The additions were consecrated by Bishop Wilberforce in 1867, leaving little of the original 18th-century church left untouched.

==The Restoration of the organ ==
The Buckingham Parish Church organ, built by Norman & Beard was originally installed at St John's Church, Aylesbury, with the opening recital given on 30 January 1913, by Dr. Ley. It was moved to Buckingham in 1969 and overhauled with some tonal alteration. In 2015–16, following well over 100 years of service, the organ was restored, raised and rebuilt by Peter Collins Ltd, including new stops in keeping with ‘Hill, Norman & Beard schemes. When the organ was moved from Aylesbury to Buckingham, it was considered fashionable to remove the large Open Diapason on the Great Organ and replace with a lighter sounding diapason and to add a mixture stop. The large Open Diapason has been reinstated and the mixture re-voiced. Additional stops added to the Swell and Pedal organ improve the chorus effect without changing the overall tonal character of the instrument.

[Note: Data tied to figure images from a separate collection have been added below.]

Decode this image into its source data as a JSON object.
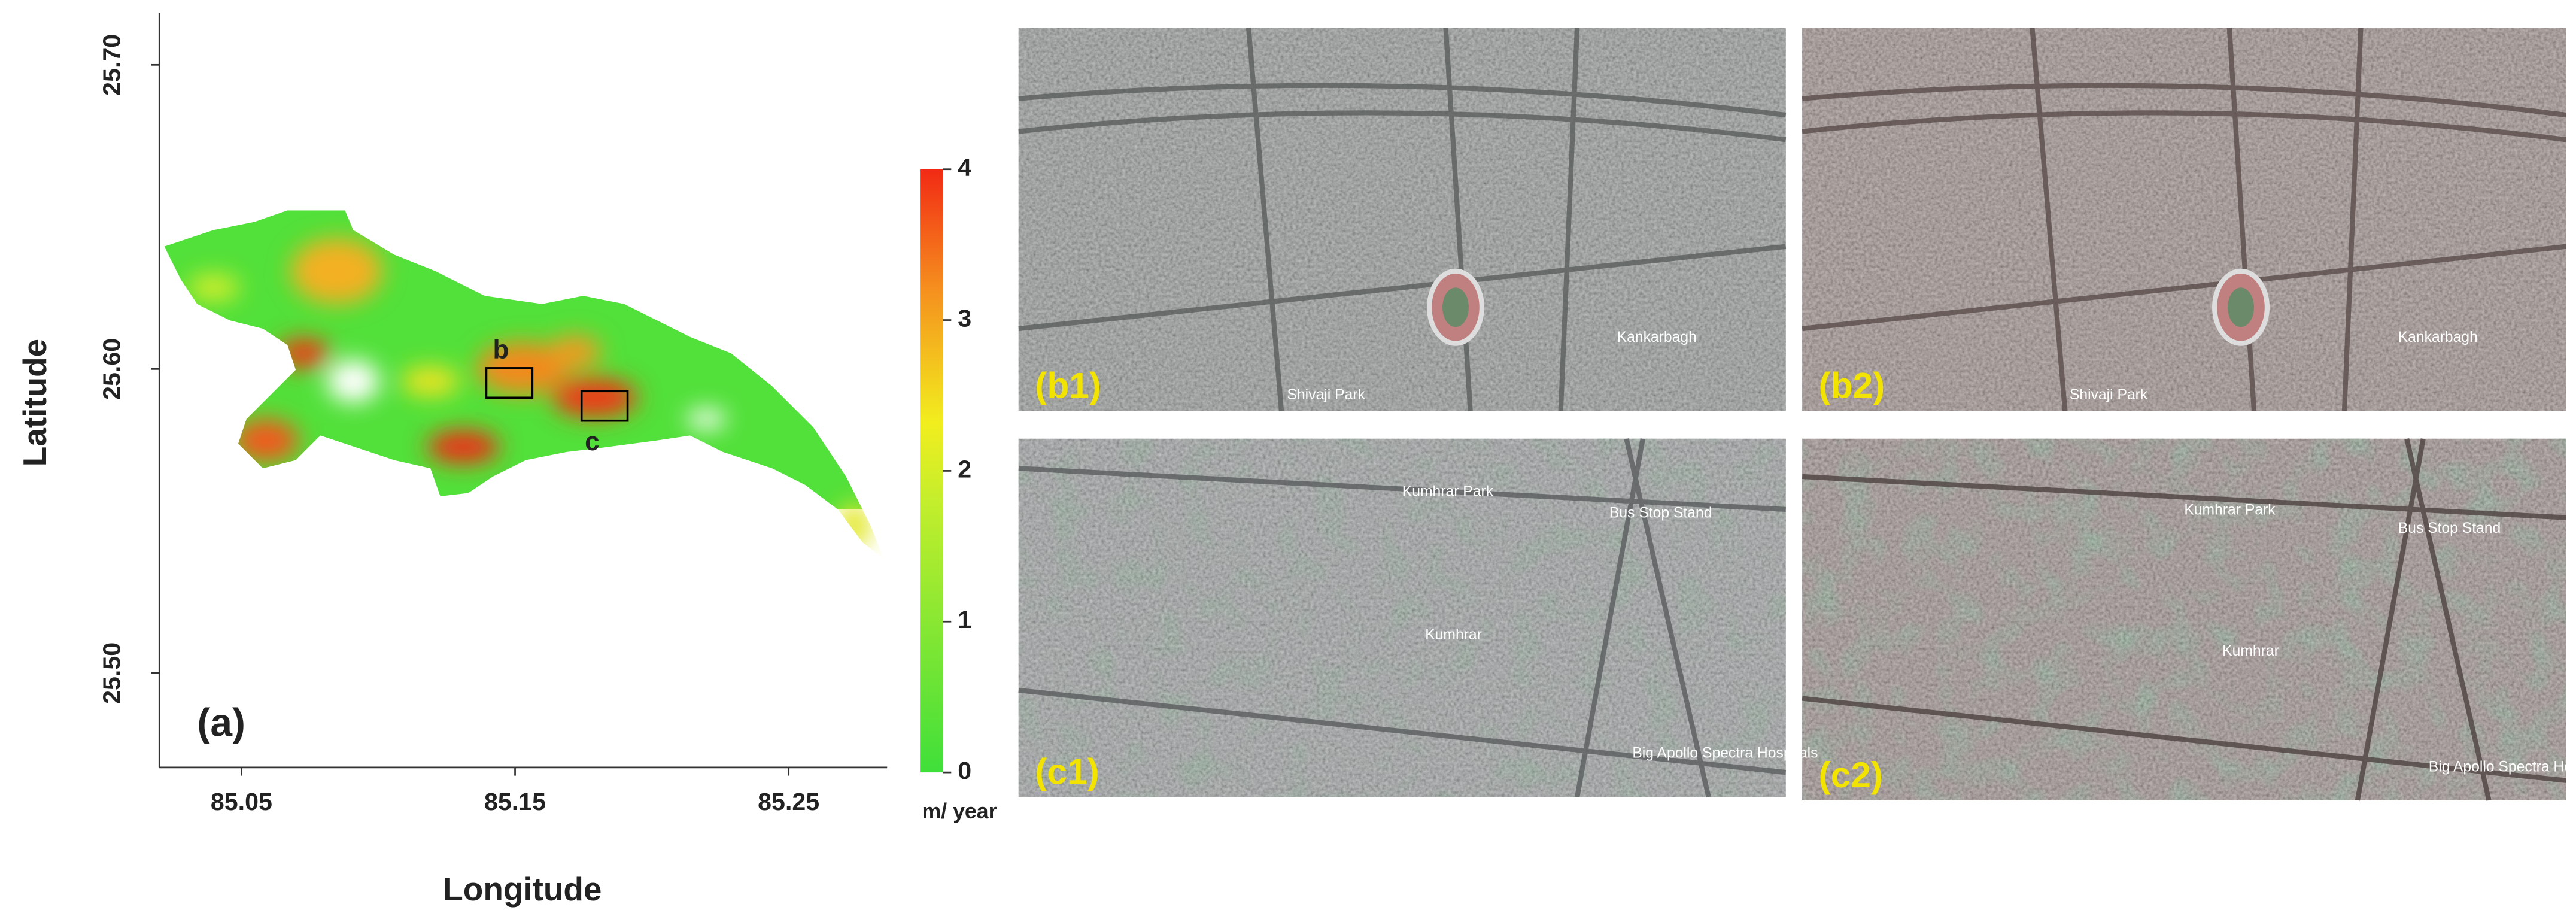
{
  "map": {
    "xlabel": "Longitude",
    "ylabel": "Latitude",
    "panel_label": "(a)",
    "box_labels": [
      "b",
      "c"
    ],
    "xlim": [
      85.02,
      85.286
    ],
    "ylim": [
      25.469,
      25.717
    ],
    "xticks": [
      85.05,
      85.15,
      85.25
    ],
    "yticks": [
      {
        "value": 25.5,
        "label": "25.50"
      },
      {
        "value": 25.6,
        "label": "25.60"
      },
      {
        "value": 25.7,
        "label": "25.70"
      }
    ]
  },
  "colorbar": {
    "lim": [
      0,
      4
    ],
    "ticks": [
      0,
      1,
      2,
      3,
      4
    ],
    "label": "m/ year"
  },
  "panels": [
    {
      "label": "(b1)",
      "places": [
        "Kankarbagh",
        "Shivaji Park"
      ]
    },
    {
      "label": "(b2)",
      "places": [
        "Kankarbagh",
        "Shivaji Park"
      ]
    },
    {
      "label": "(c1)",
      "places": [
        "Kumhrar Park",
        "Kumhrar",
        "Bus Stop Stand",
        "Big Apollo Spectra Hospitals"
      ]
    },
    {
      "label": "(c2)",
      "places": [
        "Kumhrar Park",
        "Kumhrar",
        "Bus Stop Stand",
        "Big Apollo Spectra Hospital"
      ]
    }
  ]
}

Raising of the organ onto a mezzanine platform enables the projection of sound into the building more efficiently than previously. The new platform also allows the front case of the organ to be brought forward of the arches which previously hid part of the case on the South side and this has improved sound projection. The pitch of the organ has been raised to concert pitch (A440 Hz) which also allows more versatility during worship, particularly for choral accompaniment and for use by external choirs and music societies.

A new mobile console includes the stops for a Choir organ to be added in the future, subject to raising funds for the additional wind chest and clarinet; the floating Tromba is already in place for this division and the other pipes in store, saved from the Norman & Beard at St. Andrew's, Kettering.

With practical preservation and longevity in mind, the organ is a recent example of Norman & Beard's work, especially helpful for the worship needs of the church, and for musical opportunities in the community. The restoration was made possible by many individual donors as well as trusts and organisations. Since restoration, the organ has been included in the Buckingham Summer Festival, Buckingham Choral Society concerts, and organ recitals. There is further potential for recordings and educational initiatives in the future.

The organ is in regular use, being used every week for the Sunday Traditional Service.